When talking about French dance music it would be hard to minimize the importance of Pépé Bradock. The Frenchman is responsible for hit after hit including one of dance music’s seminal records, which at 14 years old still holds a place on many dancefloors – “Deep Burnt”. Moving beyond that, he’s proven himself more than capable of leaving the world of sample based anthems behind to create records more suitable for the darker areas of a club à la “4”. Whichever variation you prefer, the fact is that he’s built up a nearly immaculate discography. With so much skin in the game you’d think he would be approaching burnout levels, however in the last couple of years re-issues and new records seem to have kept the fire going. This month he’s added one more record to his back catalog with “Acid Test 07” on Acid Test, a sub label of LA’s Absurd Recordings.

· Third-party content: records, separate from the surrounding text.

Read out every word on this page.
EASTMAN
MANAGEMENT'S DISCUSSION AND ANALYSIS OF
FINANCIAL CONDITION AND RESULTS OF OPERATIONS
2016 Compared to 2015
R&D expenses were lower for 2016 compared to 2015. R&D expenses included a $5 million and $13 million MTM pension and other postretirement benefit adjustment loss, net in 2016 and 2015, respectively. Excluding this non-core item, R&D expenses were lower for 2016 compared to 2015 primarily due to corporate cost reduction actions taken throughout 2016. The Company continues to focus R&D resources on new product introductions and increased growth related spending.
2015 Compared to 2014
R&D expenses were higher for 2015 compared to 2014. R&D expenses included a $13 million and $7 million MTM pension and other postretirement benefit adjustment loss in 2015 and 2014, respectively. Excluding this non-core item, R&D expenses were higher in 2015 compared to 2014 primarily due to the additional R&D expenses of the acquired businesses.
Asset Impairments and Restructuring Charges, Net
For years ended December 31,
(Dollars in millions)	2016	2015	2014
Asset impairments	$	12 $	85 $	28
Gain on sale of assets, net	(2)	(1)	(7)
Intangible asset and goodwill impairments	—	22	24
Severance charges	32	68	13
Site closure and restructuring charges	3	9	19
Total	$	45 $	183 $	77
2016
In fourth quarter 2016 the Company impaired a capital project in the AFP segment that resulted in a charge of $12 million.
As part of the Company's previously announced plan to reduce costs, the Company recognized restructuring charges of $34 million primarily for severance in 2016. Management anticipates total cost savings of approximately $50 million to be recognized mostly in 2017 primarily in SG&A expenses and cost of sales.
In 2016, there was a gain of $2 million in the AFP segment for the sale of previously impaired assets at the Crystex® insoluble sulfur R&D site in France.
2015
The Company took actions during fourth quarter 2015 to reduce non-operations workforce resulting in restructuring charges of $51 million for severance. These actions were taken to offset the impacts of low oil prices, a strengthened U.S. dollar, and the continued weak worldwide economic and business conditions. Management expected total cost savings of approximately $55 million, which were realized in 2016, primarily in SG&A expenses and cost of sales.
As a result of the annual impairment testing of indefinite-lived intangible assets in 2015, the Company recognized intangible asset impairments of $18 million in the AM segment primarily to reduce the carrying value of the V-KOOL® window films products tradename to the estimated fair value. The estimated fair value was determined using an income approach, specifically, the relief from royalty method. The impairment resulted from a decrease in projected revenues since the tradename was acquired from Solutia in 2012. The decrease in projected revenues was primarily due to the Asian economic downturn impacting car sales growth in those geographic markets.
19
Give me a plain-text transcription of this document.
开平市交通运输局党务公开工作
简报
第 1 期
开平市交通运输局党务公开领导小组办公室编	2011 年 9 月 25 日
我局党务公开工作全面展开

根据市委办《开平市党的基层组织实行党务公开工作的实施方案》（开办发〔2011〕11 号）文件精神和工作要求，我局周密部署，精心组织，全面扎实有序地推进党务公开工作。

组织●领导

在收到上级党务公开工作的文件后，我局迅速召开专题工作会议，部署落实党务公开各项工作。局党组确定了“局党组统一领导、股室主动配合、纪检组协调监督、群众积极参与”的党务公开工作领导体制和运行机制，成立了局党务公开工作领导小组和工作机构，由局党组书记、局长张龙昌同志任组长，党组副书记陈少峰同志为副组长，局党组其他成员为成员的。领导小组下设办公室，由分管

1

After the label had released two of last year’s hotly tipped LPs, Recondite’s “On Acid” & Tin Man’s “Neo Neo Acid”, our expectations were high and he did not disappoint.
In line with the label’s previous releases, these two cuts are centered on slinky acidic basslines that are dumped on top of the mix and subsequently melt over the kicks and samples in a dizzying display of production chops. The A-side “Lifting Weights” falls into the darker portion of Bradock’s work. As he rides a tortured bassline (that lesser producers would be content with making the center of the track) he cautiously brings in the necessary TB-303 lines, which he twists and bends until all other sounds register as arbitrary background noise. Within the track’s seven minutes he puts most artists working with 303s to shame by making a piece of music that not only stands head and shoulders above 90 percent of other productions, but will likely have the heads getting down with those just looking for a noisy good time. After being sufficiently winded from “Lifting Weights”, he finishes the two-tracker with “Mujeres Nerviosas”, which brings a pinch of classic Bradock into the mix with an occasional tangent into sampled chords. The bulk of the nine minutes is spent tweaking two octaves of classic acid sounds – nothing special there, but the atmosphere he brings with it and the on-point arrangement makes all the difference. It’s the sort of track we’d play toward the end of a night to slowly ease people into the final stretch. It’s the perfect counterpart to the brutal sonic warfare of “Lifting Weights” – an eerie calm before who knows what. These are two primal cuts of acid house that DJs should reach for without hesitation. “Acid Test 07” most definitely gets a π-tip, and if you see this in the shops and pass on it then shame on you.
Pépé Bradock’s Acid Test 07 is available for pre-order.